ABD Fulbright bürosu, Fulbright komisyonu, Fulbright bursu, Fulbright kredisi, …vb çok sayıda ad altında, yalnız Türkiye’de değil, hemen bütün ekonomik, siyasal işgali altındaki ülkelerde çalışmalarını sürdürmektedir.
27 Aralık 1947 tarihli; Türkiye ve ABD Hükümetleri Arasında Eğitim Komisyonu Kurulması hakkındaki Anlaşma”nın en önemli özelliği; Türkiye’de kazanılacak Amerikan yanlısı kadroların eğitilme biçiminin saptanması ve bu iş için gerekli giderleri karşılama yöntemlerinin belirlenmesidir. Belirlemeler aynı zamanda, Amerika’nın Türkiye’ye göndereceği uzman, araştırmacı, öğretim üyesi adı altındaki personel için de yapılmaktadır. ABD’ye, Türkiye’de “yardım” edip “işbirliği” yapacak, geleceğin “Türk” yöneticilerini yetiştirmek üzere, Amerika’ya götürülecek Türk öğrenci, öğretim üyesi ve kamu görevlilerinin konumları da bu anlaşmayla belirlenmektedir.
Anlaşmanın 5. maddesi, Türkiye’de Birleşik Devletler Eğitim komisyonunun kuruluşunu belirlemektedir. (Burası çok önemli) “Komisyon; dördü T.C vatandaşı, Dördü de ABD vatandaşı (ki ikisi mutlak C.I.A ajanı olmuştur)olmak üzere sekiz üyeden oluşacaktır. ABD’nin Türkiye’deki diplomatik misyon şefi, komisyonun fahri başkanı olacak ve komisyonda oyların eşit olması halinde kararı komisyon başkanı verecektir.”
Bu anlaşmayla, Milli Eğitim Bakanlığı’nda bugün çalışmalarını “etkin” bir biçimde sürdüren, personel politikalarından ders programlarına, pek çok konuda stratejik kararlar önerebilen, “Milli Eğitimi Geliştirme” adlı bir komisyon vardır. 1994 yılında 60 personeli olan bu komisyonda çalışanların üçte ikisi Amerikalıydı.
Amerikalıların Türk Milli Eğitimine 1947 dan beri süregelen ilgileri günümüze dek hiç eksilmedi.
Bu durum, 2007’de de böyledir ve FULBRİGHT COMMİSSİON adı altında Türk Milli Eğitimini biçimlendiren kurulun başında 2007’de Amerikan Büyük elçisi oturmaktadır.

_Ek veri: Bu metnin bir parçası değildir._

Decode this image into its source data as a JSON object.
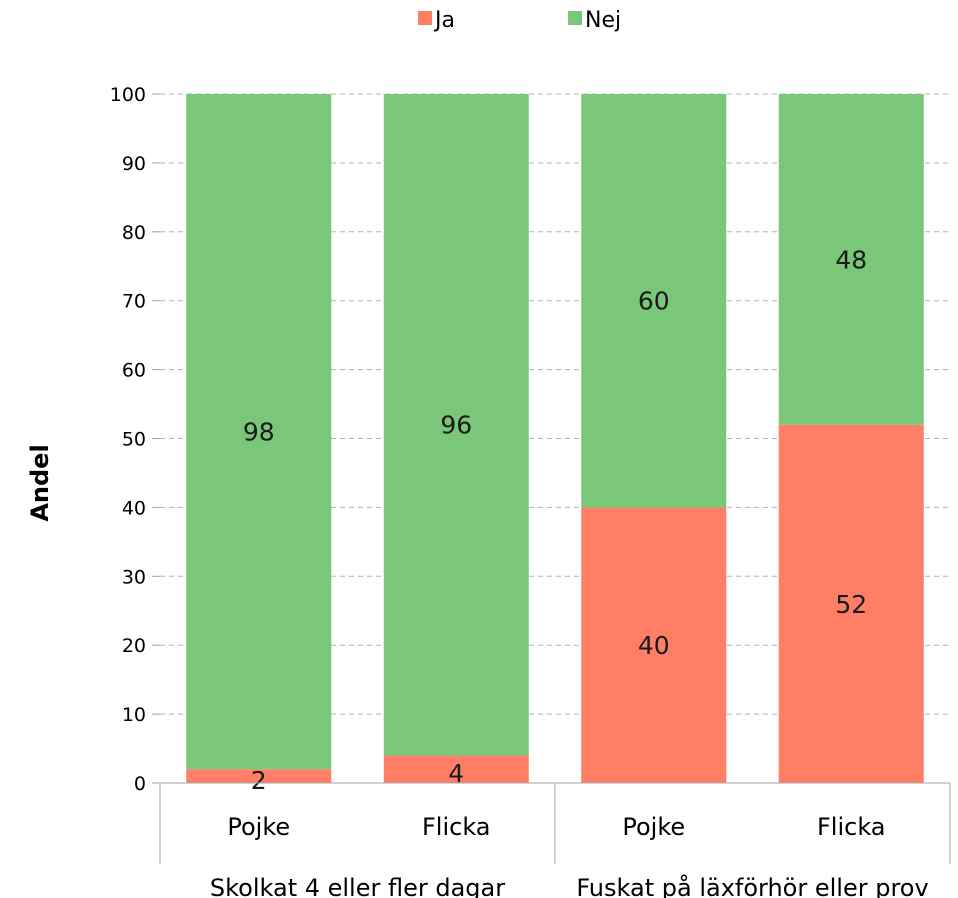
{
  "chart_data": {
    "type": "bar",
    "stacked": true,
    "groups": [
      {
        "label": "Skolkat 4 eller fler dagar",
        "categories": [
          "Pojke",
          "Flicka"
        ]
      },
      {
        "label": "Fuskat på läxförhör eller prov",
        "categories": [
          "Pojke",
          "Flicka"
        ]
      }
    ],
    "categories": [
      "Pojke",
      "Flicka",
      "Pojke",
      "Flicka"
    ],
    "series": [
      {
        "name": "Ja",
        "color": "#ff7f66",
        "values": [
          2,
          4,
          40,
          52
        ]
      },
      {
        "name": "Nej",
        "color": "#7ac77a",
        "values": [
          98,
          96,
          60,
          48
        ]
      }
    ],
    "title": "",
    "xlabel": "",
    "ylabel": "Andel",
    "ylim": [
      0,
      100
    ],
    "yticks": [
      0,
      10,
      20,
      30,
      40,
      50,
      60,
      70,
      80,
      90,
      100
    ],
    "grid": "dashed horizontal",
    "legend_position": "top"
  }
}
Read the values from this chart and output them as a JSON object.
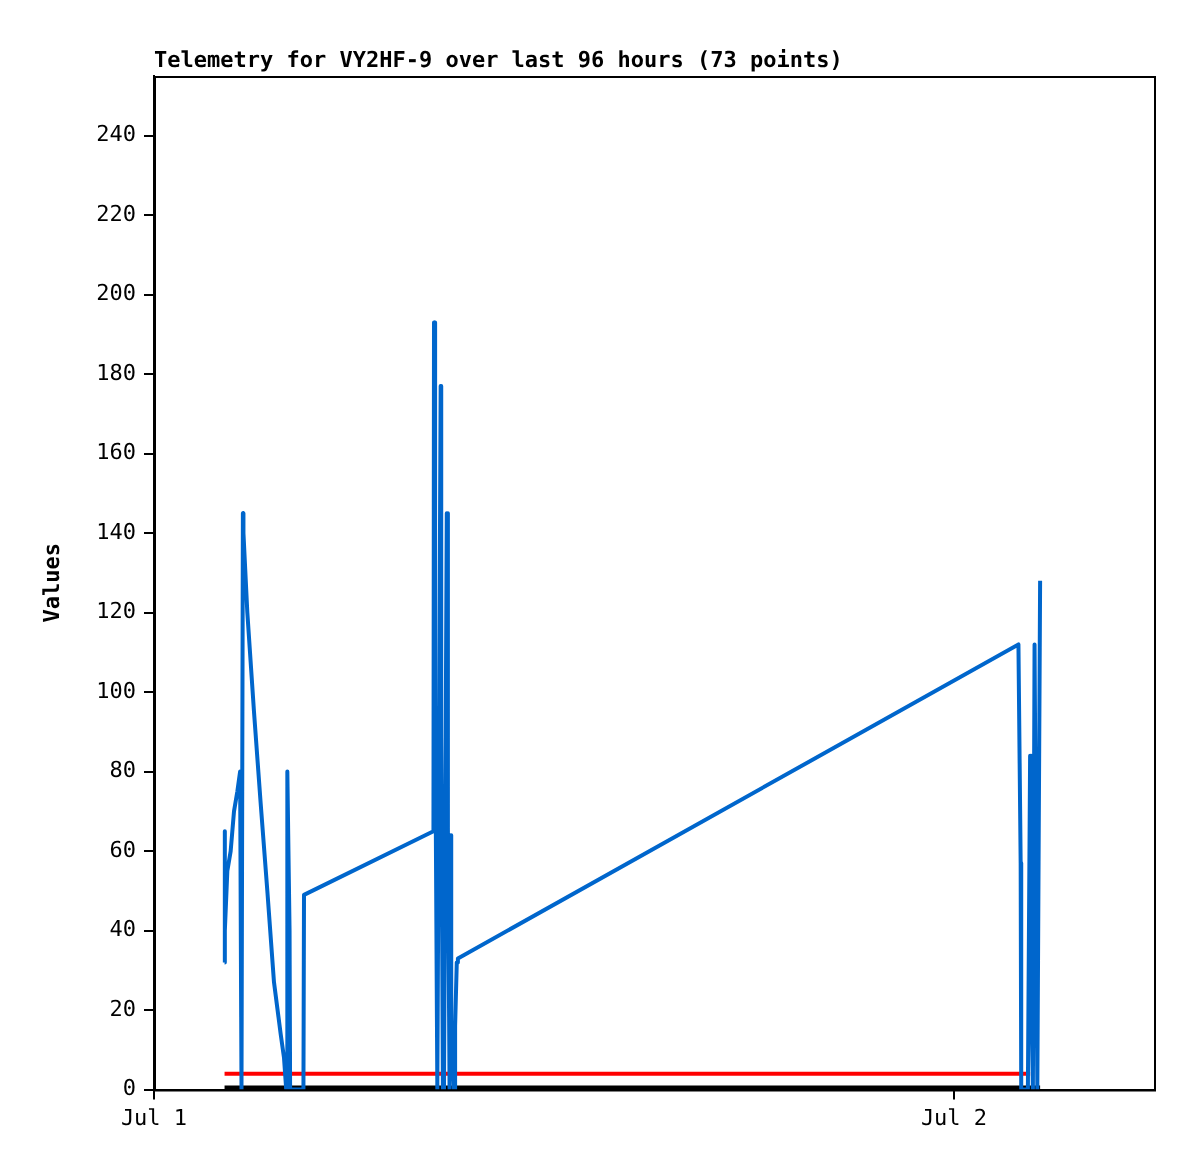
{
  "chart_data": {
    "type": "line",
    "title": "Telemetry for VY2HF-9 over last 96 hours (73 points)",
    "ylabel": "Values",
    "xlim": [
      "--07-01",
      "--07-02T06:00"
    ],
    "xticks": [
      {
        "value": "--07-01",
        "label": "Jul 1"
      },
      {
        "value": "--07-02",
        "label": "Jul 2"
      }
    ],
    "ylim": [
      0,
      255
    ],
    "yticks": [
      0,
      20,
      40,
      60,
      80,
      100,
      120,
      140,
      160,
      180,
      200,
      220,
      240
    ],
    "grid": false,
    "legend": false,
    "marker": "none",
    "line_style": "solid",
    "series": [
      {
        "color": "#0066cc",
        "x": [
          "--07-01T02:07",
          "--07-01T02:07",
          "--07-01T02:08",
          "--07-01T02:12",
          "--07-01T02:18",
          "--07-01T02:24",
          "--07-01T02:30",
          "--07-01T02:35",
          "--07-01T02:37",
          "--07-01T02:38",
          "--07-01T02:40",
          "--07-01T02:41",
          "--07-01T02:48",
          "--07-01T03:00",
          "--07-01T03:12",
          "--07-01T03:24",
          "--07-01T03:36",
          "--07-01T03:48",
          "--07-01T03:54",
          "--07-01T03:58",
          "--07-01T04:00",
          "--07-01T04:04",
          "--07-01T04:05",
          "--07-01T04:07",
          "--07-01T04:08",
          "--07-01T04:29",
          "--07-01T04:30",
          "--07-01T08:23",
          "--07-01T08:24",
          "--07-01T08:26",
          "--07-01T08:30",
          "--07-01T08:31",
          "--07-01T08:36",
          "--07-01T08:37",
          "--07-01T08:40",
          "--07-01T08:42",
          "--07-01T08:47",
          "--07-01T08:49",
          "--07-01T08:52",
          "--07-01T08:53",
          "--07-01T08:55",
          "--07-01T09:00",
          "--07-01T09:02",
          "--07-01T09:05",
          "--07-01T09:07",
          "--07-02T01:56",
          "--07-02T02:00",
          "--07-02T02:01",
          "--07-02T02:13",
          "--07-02T02:17",
          "--07-02T02:19",
          "--07-02T02:22",
          "--07-02T02:25",
          "--07-02T02:30",
          "--07-02T02:35"
        ],
        "values": [
          32,
          65,
          40,
          55,
          60,
          70,
          75,
          80,
          0,
          0,
          145,
          140,
          120,
          95,
          72,
          50,
          27,
          14,
          8,
          0,
          80,
          40,
          0,
          0,
          0,
          0,
          49,
          65,
          193,
          97,
          0,
          0,
          177,
          89,
          0,
          0,
          145,
          66,
          0,
          64,
          16,
          0,
          16,
          32,
          33,
          112,
          57,
          0,
          0,
          84,
          28,
          0,
          112,
          0,
          128
        ]
      },
      {
        "color": "#ff0000",
        "x": [
          "--07-01T02:07",
          "--07-02T02:17"
        ],
        "values": [
          4,
          4
        ]
      },
      {
        "color": "#000000",
        "x": [
          "--07-01T02:07",
          "--07-02T02:35"
        ],
        "values": [
          0.5,
          0.5
        ]
      }
    ]
  }
}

Yalnızca Milli Eğitim’in değil, diğer pek çok bakanlıkların 1947’den başlayarak Amerikalı uzmanlar güdümlendiğine ilişkin acı gerçek, Türkiye’yi Amerikan yarı- sömürgesi durumuna düşürmüştür.
İşin garibi ise, 1947’den bu yana gelen hiçbir hükümetin bu anlaşmayı yürürlükten kaldıralım dememesidir.
Bu şerefli milletin gençlerine gerçek Türk Tarihi’ni öğretmek boynumuzun borcu olmalıdır. Zirâ Türk gencinin cesaretinin de, ferasetinin de, idrâkinin de, inancının da kaynağı gerçek Türk Tarihi’dir. Dolayısıyla, bizi eğitim de dahil her konuda Amerika’nın yarı sömürgesi yapan bu anlaşmadan derhal çıkmak zorundayız.